As ideias do jovem príncipe surgiam sem parar. Felizmente, todas giravam em torno de comida, bebida e diversão. A imperatriz gostava de mimá-lo quando fechava as portas, e os criados naturalmente precisavam espremer os miolos para realizar tudo da melhor maneira.
Flores e plantas eram fáceis: bastava transplantá-las.
Para acrescentar uma pequena cozinha ao Palácio da Benevolência Serena, faltava um cozinheiro eunuco competente. O chefe Du, da cozinha imperial, não podia entrar no harém. Felizmente, recomendou um eunuco chamado Qian, de habilidades culinárias excelentes, que se adequavam perfeitamente ao paladar da imperatriz e do príncipe.
Quanto à criação de um cão, também não era uma dificuldade para a residência central.
O Departamento de Águias e Cães, junto ao Portão Oriental da Glória, cuidava especialmente dos animais de estimação da família imperial. Ali havia sobretudo cães de caça destinados às expedições, além de cães de companhia criados especialmente para os jovens senhores, como pugs e pequineses. Nenhum deles, porém, correspondia ao porte desejado pelo príncipe.
Depois de procurar e escolher entre muitos animais, o eunuco supervisor Ji Mingde finalmente trouxe um filhote de cão collie, um border collie.
O filhote tinha apenas três meses. Sua pelagem era cinzenta e branca, e os olhos azuis, límpidos e translúcidos, eram muito diferentes dos cães que costumavam ser criados no palácio.
Yinreng agachou-se no pátio, curioso. Era evidente que nunca vira um cão daquela raça, mas, no fundo, sentia que lhe era estranhamente familiar. Estendeu a mão para tocar a cabeça do filhote.

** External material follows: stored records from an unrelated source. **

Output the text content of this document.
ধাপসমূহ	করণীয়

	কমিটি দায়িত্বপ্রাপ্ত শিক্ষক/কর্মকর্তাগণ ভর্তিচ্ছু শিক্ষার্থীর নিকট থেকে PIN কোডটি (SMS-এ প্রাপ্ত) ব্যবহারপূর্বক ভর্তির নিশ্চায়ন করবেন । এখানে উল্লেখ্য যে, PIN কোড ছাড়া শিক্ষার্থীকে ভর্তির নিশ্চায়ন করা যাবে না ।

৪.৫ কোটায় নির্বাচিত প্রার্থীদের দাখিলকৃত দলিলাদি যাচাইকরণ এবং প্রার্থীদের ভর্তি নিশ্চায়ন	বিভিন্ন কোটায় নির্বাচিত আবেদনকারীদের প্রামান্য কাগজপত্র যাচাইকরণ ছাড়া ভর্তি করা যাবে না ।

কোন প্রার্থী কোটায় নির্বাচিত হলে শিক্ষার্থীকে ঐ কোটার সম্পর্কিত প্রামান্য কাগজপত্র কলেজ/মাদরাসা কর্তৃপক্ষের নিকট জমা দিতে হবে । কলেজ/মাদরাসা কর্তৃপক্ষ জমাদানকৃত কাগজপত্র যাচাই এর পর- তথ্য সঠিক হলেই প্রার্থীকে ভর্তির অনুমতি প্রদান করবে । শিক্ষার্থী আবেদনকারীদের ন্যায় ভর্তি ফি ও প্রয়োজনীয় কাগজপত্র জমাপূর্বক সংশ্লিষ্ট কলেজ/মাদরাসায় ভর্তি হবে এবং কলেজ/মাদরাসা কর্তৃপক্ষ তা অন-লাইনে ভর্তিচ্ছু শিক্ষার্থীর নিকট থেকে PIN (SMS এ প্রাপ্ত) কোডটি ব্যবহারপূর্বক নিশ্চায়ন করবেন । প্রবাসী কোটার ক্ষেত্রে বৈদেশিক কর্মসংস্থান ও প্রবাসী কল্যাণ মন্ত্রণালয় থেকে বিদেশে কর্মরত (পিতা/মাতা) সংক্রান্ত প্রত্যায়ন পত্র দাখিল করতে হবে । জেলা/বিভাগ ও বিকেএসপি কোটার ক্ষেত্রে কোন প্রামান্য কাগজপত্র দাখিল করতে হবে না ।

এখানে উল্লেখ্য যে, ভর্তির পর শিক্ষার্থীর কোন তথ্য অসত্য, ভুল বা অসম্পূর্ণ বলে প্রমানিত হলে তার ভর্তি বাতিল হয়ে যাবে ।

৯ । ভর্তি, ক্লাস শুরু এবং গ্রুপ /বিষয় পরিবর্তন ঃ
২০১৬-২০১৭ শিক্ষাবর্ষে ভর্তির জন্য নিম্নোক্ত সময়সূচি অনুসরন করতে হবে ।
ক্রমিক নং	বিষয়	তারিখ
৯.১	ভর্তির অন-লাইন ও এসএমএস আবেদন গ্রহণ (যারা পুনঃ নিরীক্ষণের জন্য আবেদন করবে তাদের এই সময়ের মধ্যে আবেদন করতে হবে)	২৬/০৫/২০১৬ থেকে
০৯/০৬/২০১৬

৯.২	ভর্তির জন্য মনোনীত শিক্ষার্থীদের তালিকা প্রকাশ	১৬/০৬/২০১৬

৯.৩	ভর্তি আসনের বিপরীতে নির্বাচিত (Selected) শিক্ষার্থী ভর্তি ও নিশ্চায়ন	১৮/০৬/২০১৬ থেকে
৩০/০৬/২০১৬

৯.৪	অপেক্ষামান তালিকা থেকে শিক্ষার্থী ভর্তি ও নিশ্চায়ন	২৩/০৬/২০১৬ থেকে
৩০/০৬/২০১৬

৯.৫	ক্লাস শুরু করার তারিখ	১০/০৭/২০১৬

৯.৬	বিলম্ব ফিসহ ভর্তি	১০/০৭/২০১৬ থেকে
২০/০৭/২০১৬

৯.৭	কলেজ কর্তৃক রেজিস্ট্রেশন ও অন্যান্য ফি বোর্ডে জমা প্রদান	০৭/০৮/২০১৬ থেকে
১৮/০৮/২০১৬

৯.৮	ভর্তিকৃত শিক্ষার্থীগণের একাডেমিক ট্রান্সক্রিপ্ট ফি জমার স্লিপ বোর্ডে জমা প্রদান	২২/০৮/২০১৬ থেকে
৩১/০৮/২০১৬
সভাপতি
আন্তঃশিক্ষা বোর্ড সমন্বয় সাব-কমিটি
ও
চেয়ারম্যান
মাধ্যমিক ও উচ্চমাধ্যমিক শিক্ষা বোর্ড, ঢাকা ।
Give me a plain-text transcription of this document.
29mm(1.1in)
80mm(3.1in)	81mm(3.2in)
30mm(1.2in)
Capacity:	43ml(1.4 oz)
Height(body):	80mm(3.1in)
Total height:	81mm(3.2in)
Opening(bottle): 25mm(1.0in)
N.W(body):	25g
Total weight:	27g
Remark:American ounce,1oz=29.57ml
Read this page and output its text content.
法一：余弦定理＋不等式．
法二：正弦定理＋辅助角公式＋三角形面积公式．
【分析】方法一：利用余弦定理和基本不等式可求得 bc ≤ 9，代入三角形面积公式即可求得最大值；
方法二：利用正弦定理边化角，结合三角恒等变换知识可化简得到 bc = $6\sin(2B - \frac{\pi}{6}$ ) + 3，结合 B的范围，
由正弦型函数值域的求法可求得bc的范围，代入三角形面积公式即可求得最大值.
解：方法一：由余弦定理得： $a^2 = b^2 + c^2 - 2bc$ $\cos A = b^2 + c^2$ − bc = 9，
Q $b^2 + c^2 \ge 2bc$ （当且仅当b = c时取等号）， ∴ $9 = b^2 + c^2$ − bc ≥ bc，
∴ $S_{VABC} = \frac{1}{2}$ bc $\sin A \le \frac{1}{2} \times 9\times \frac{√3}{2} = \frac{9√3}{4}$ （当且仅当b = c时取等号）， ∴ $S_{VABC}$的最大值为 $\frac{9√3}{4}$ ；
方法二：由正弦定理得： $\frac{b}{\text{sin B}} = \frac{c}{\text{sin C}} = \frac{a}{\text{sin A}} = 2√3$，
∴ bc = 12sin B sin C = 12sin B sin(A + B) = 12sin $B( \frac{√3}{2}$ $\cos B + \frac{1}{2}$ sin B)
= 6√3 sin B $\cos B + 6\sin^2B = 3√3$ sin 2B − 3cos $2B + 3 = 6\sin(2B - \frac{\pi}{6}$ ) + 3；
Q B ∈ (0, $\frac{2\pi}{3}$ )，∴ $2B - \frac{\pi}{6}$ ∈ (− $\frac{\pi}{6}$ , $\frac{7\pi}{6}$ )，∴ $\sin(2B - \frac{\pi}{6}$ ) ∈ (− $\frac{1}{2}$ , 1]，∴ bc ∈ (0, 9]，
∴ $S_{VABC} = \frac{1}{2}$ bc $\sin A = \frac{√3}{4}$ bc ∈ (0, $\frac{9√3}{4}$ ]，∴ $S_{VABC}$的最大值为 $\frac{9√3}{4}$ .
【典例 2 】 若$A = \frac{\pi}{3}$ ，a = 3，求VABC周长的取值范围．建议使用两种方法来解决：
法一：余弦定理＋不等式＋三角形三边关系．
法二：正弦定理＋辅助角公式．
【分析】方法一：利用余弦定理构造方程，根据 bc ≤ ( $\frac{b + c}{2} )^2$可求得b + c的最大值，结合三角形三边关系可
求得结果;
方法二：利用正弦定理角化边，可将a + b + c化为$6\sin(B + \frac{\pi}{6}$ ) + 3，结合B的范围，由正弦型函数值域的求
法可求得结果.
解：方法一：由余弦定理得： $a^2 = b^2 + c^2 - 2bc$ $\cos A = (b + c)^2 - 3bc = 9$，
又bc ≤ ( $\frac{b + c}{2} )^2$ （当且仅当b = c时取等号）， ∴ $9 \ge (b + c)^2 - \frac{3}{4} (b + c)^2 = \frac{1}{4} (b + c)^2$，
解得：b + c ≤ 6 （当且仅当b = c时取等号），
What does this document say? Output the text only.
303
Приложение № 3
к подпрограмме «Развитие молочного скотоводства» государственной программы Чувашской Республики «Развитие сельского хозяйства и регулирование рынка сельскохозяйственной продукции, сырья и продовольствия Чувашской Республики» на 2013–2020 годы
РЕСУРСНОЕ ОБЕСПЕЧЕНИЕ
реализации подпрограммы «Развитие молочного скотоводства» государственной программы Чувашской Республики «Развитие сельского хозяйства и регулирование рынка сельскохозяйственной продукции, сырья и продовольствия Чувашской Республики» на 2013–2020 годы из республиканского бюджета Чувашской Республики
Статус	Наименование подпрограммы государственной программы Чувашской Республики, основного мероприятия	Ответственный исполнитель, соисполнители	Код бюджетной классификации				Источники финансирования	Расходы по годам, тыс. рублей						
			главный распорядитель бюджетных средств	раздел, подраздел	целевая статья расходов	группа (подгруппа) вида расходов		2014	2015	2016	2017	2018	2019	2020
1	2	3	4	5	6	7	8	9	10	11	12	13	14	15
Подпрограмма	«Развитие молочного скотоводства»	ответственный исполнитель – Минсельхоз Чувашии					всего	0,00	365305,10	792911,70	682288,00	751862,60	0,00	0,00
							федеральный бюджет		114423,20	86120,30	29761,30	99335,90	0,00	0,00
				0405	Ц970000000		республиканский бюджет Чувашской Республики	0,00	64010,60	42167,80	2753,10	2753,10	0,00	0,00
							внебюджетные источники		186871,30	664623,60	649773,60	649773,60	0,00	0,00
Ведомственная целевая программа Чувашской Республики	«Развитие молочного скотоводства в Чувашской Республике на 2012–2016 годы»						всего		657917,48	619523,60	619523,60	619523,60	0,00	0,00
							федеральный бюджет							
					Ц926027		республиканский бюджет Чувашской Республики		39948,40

O coração de Hesheli imediatamente se apertou, e os criados empalideceram de medo. O cachorrinho, porém, lambeu afetuosamente a palma da mão de Yinreng e abanou a cauda com grande animação.
Só então a mãe conseguiu sorrir e perguntou:
— Que tipo de cão é este? Nunca vi um igual.
Ji Mingde fez uma reverência e respondeu:
— Respondendo à senhora, o Departamento de Águias e Cães disse que é um cão collie. A cadela e os filhotes foram trazidos por missionários ingleses. Ela já estava prenhe quando embarcou e deu à luz nesta primavera. Os funcionários ainda estavam decidindo se deveriam se desfazer dos filhotes ou criá-los. Como achei este particularmente bonito, trouxe-o para que a senhora e o príncipe o examinassem.